Trasporti ed Energia

  • Ripensa a come ti sposti per poterti allenare. Una seduta alla settimana può partire da casa invece di richiedere sempre l’auto per raggiungere il posto “più bello”? Puoi condividere la macchina per gli allenamenti o le gare? Puoi scegliere almeno un evento locale invece di prendere l’aereo per ogni grande obiettivo?


  • Fai “pacchetti” di chilometri. Se devi allenarti e devi anche sbrigare delle commissioni, puoi unire le due cose? Un run‑commute alla settimana o un “vado a correre fino al negozio e torno” non salverà il mondo, ma sposterà pian piano il tuo default in una direzione migliore.


Comunita` e passaparola

cleaning crew on a community clean up day picking up trash in the woods

  • Normalizza il fatto di parlarne. Racconta quello che fai: la tua borraccia riutilizzabile, la corsa di pulizia, la decisione di rinunciare a una gara perché il viaggio non ti convinceva. Non come prova di virtù, ma come un modo semplice e ripetuto per dire: “per me questo conta”.

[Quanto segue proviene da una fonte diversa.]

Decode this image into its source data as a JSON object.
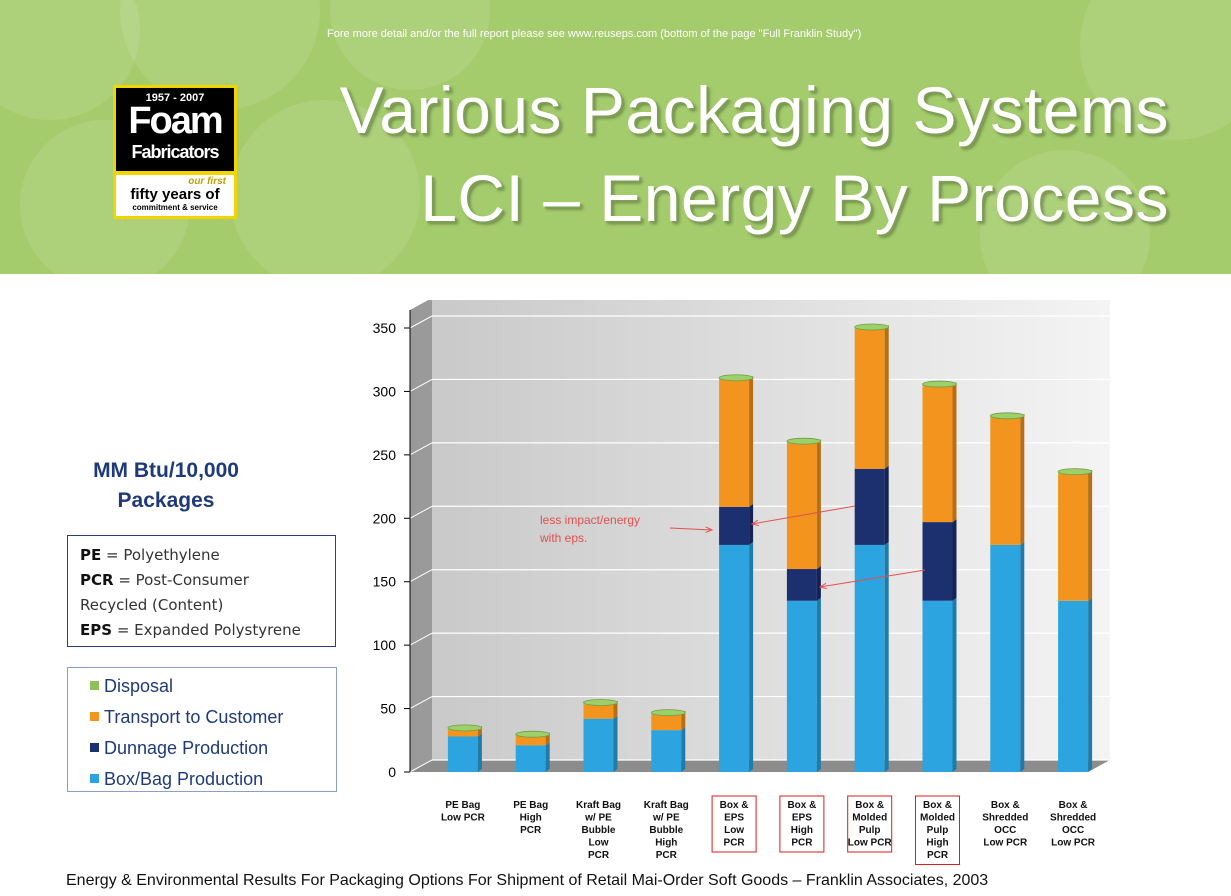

  • Agganciati a chi fa il lavoro pesante. I gesti individuali sono importanti, ma servono anche regole diverse e progetti su larga scala. Le realtà che lavorano su oceani, fiumi e coste sono quelle che organizzano le pulizie, fanno pressione su aziende e governi e provano a cambiare il sistema: sostenerle significa amplificare il peso delle tue scelte quotidiane.


Perché ho scelto l'Ocean Conservancy

Quest’anno ho deciso di indirizzare la mia energia su “rifiuti e inquinamento” verso l’oceano. Per questo ho scelto Ocean Conservancy per la mia sfida di compleanno: lavora su temi che sento molto miei – proteggere gli ecosistemi marini, ridurre i rifiuti in mare, sostenere le comunità costiere e spingere per politiche migliori, così che la responsabilità non ricada solo sulle singole persone che raccolgono sacchi di immondizia in spiaggia.


La mia logica era semplice: volevo che i miei chilometri e il mio piccolo megafono online alimentassero qualcosa di più grande di me. Donare direttamente o raccogliere fondi per un’organizzazione così significa trasformare la preoccupazione in risorse concrete per chi lavora ogni giorno per la salute degli oceani.


Questo non rende irrilevanti le mie abitudini quotidiane, anzi, le inserisce in un quadro più ampio. Prima guardo al mio bidone e ai miei percorsi, poi guardo a chi sta lavorando “a monte” e mi chiedo: “Come posso sostenervi anch’io?”.


Ora e` il tuo turno

Non devi fare tutto. Non devi per forza fare una raccolta di fondi. Non devi nemmeno scegliere Ocean Conservancy. Ma se questo ti risuona, puoi scegliere tre azioni per questo mese:

  • Un'abitudine quotidiana da cambiare (per esempio, avere sempre con te una borraccia e una tazza riutilizzabili).

  • Un'abitudine di allenamento da cambiare (per esempio, una corsa di pulizia al mese o una regola “zero rifiuti” ferrea).


Un’azione di comunità (per esempio, sostenere un’organizzazione ambientale, partecipare a una pulizia locale o condividere un post sincero sul perché per te questo tema conta).


Il movimento è il modo in cui alleniamo il corpo. La ripetizione è il modo in cui cambiamo i nostri schemi. Vale anche qui. Scegli le tue tre azioni, ripetile, e lascia che i tuoi chilometri rendano il mondo solo un pochino più pulito di come l’hai trovato.